Cybercash has agreed to use San Diego-based First Virtual's messaging platform and integrate its payment system into the service. Other terms were not disclosed.
"We expect few, if any, ripples" in the on-line payments area, said electronic commerce analyst Scott Smith of Current Analysis Inc., Sterling, Va. "First Virtual's business was dead, and Cybercash gains a small group of users" who are "not necessarily high-value customers."
Maureen Loftus of Cybercash said the company aims to convert one-third to one-half of First Virtual's merchants. Ms. Loftus, senior vice president of corporate marketing and strategy, said it is a chance to "obtain critical mass."

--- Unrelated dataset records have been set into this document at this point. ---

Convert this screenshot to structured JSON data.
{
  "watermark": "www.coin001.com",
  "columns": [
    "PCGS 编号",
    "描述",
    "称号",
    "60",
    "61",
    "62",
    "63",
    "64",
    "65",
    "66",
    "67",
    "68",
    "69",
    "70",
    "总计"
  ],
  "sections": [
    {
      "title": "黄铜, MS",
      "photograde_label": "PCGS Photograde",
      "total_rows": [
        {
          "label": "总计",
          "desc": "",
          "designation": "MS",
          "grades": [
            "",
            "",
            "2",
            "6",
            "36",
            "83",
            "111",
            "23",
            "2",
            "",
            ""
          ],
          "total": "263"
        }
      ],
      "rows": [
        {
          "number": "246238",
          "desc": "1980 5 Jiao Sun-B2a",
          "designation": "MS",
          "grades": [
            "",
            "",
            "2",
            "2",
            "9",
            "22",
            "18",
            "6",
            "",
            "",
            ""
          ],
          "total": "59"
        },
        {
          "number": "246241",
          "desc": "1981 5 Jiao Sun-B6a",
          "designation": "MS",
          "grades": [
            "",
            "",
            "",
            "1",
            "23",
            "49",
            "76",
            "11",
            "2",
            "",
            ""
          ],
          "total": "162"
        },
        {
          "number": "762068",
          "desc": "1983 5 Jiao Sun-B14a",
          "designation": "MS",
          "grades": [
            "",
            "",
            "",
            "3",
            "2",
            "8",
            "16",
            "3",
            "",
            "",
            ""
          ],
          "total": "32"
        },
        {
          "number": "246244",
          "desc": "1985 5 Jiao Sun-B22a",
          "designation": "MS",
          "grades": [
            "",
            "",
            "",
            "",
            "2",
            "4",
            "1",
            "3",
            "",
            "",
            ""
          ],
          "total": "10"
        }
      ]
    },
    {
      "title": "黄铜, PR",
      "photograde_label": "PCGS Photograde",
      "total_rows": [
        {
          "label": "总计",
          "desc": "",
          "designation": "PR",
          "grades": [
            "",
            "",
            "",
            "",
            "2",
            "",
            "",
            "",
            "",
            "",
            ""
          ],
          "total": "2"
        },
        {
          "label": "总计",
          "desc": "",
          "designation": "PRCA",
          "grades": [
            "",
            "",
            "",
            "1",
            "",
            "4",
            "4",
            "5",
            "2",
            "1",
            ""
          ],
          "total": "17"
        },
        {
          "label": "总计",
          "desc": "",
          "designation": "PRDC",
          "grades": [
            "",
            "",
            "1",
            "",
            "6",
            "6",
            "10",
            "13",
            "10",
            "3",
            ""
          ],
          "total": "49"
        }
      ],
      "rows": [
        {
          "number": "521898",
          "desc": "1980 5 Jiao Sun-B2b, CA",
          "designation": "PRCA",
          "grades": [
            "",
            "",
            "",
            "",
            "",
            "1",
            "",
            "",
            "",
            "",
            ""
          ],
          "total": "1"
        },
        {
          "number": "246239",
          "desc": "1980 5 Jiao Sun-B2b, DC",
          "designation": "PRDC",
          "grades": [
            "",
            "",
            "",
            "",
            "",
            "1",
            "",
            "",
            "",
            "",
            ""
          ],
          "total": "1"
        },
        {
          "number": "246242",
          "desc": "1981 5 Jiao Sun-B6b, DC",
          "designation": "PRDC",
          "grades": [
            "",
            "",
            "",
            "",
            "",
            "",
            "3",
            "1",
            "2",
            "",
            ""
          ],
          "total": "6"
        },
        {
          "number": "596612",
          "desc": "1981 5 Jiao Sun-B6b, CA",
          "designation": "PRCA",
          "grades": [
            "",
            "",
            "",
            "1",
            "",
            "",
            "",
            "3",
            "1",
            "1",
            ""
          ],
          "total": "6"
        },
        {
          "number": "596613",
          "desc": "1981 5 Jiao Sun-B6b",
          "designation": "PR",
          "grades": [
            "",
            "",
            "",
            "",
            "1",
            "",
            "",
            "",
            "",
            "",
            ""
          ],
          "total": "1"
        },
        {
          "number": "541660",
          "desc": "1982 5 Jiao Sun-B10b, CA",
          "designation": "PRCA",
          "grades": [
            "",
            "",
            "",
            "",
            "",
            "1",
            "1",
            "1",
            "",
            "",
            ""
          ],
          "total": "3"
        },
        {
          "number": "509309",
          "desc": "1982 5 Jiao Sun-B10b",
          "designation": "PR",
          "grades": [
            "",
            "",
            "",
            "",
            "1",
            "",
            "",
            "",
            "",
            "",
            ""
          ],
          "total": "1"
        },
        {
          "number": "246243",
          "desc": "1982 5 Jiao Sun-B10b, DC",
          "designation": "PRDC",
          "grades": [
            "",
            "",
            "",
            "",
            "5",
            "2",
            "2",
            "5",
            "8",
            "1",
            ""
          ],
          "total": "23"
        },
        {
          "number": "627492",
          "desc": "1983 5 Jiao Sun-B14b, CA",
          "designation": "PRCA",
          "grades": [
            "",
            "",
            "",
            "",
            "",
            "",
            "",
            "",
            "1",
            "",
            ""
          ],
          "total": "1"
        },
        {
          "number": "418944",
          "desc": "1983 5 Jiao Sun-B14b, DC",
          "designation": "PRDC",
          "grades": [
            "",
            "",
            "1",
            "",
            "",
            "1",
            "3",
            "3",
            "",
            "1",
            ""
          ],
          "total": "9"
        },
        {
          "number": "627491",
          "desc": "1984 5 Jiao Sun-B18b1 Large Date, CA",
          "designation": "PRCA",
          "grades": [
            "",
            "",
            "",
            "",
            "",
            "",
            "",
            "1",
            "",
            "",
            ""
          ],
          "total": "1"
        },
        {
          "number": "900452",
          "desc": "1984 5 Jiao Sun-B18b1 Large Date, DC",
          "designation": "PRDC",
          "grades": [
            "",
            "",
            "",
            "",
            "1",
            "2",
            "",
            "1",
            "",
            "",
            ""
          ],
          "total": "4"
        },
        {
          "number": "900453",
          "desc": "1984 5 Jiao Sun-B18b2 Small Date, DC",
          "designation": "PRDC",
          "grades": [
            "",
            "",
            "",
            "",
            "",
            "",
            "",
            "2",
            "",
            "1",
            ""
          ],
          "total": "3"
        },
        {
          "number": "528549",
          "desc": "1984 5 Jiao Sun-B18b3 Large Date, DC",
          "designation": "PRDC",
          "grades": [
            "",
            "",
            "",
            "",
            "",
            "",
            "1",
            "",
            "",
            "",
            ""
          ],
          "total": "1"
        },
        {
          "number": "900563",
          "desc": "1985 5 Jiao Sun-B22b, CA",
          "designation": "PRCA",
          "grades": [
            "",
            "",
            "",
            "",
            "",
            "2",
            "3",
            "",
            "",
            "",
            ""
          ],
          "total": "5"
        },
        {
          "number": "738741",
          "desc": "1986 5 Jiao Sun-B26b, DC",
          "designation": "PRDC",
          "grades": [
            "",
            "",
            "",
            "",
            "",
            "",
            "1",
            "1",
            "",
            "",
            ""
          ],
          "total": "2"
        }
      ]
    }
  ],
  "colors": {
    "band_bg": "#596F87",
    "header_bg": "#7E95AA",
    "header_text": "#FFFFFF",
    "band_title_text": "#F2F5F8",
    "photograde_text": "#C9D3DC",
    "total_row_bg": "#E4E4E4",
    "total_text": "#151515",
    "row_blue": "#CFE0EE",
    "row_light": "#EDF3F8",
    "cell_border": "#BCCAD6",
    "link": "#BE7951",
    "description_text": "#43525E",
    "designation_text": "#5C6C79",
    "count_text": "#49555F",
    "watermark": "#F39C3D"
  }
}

In June, the struggling First Virtual received a $6.6 million infusion from Softbank Holdings Inc., the Japanese-owned information conglomerate. Softbank now owns $5.8 million in First Virtual stock, giving it 64% ownership and three board seats. Softbank also owns 8% of Cybercash, but officials said the First Virtual-Cybercash negotiations were under way before Softbank invested in First Virtual.
Cybercash has created a special registration area on its Web site and devoted five technicians to help First Virtual customers move to its system.
First Virtual's commitments to merchants expired June 30, allowing for the transfers, said president Keith Kendrick. First Virtual defines active users as customers who make two purchases within six months, he said.